During the spring of 1813, former presidents John Adams and Thomas Jefferson were united in grief at the death of a mutual friend who had recently persuaded them to forget their bitter rivalries. Like the two celebrated statesmen, the eminent physician and social reformer Benjamin Rush had been a Founding Father, one of 56 men who signed the Declaration of Independence in 1776.

But Adams and Jefferson believed that Rush deserved to be remembered for much more than his conspicuous enthusiasm for the cause of American liberty. Jefferson wrote that “a better man, than Rush, could not have left us,” extolling his benevolence, learning, genius and honesty. Adams replied with equal praise: He knew of no one, “living or dead,” who had “done more real good in America.” Writing to Rush’s son, Richard, Adams maintained that as a “benefactor” to his country, the doctor deserved greater recognition than even the celebrated polymath Benjamin Franklin.

Rush: Revolution, Madness, and the Visionary Doctor Who Became a Founding Father

By Stephen Fried
Crown, 597 pages, $30

Dr. Benjamin Rush: The Founding Father Who Healed a Wounded Nation

By Harlow Giles Unger
Da Capo, 300 pages, $28

Today, while Franklin remains an undisputed giant of the Revolutionary generation, the other Benjamin eulogized by Adams and Jefferson is largely forgotten outside the ranks of historians and medical specialists. Now two authors—award-winning journalist Stephen Fried and seasoned historical biographer Harlow Giles Unger—have produced sympathetic and readable reassessments of Rush’s remarkable career, intended to secure what they consider to be his rightful place as a leading Founding Father.

Given their shared objective, Mr. Fried and Mr. Unger inevitably cover similar ground and draw upon common sources. Both rely heavily upon Rush’s prodigious output of publications and his lively and wide-ranging personal correspondence. Their books reveal a dedicated humanitarian with an enduring influence upon American medicine, not least through the estimated 3,000 doctors that he trained. Yet neither author ignores the contradictions in Rush’s character, flaws that mired him in controversy and that help to explain why he still requires rehabilitation.

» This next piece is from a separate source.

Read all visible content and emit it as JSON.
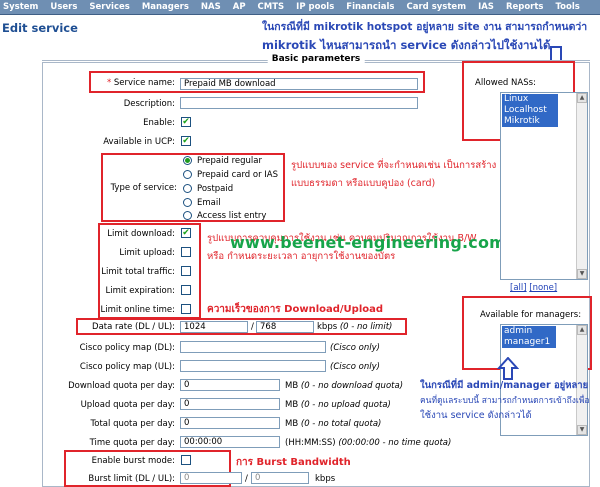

Born in January 1746, Rush was 5 when his father, a Pennsylvanian farmer and gunsmith, died. Detecting signs of precocious intelligence, his mother sent the youngster to boarding school, where he progressed so swiftly that at age 13 he gained admittance to the College of New Jersey (now Princeton University). He graduated in a year and was apprenticed in medicine to Philadelphia’s foremost physician, John Redman. CONTINUE AT SITE

Comments are closed.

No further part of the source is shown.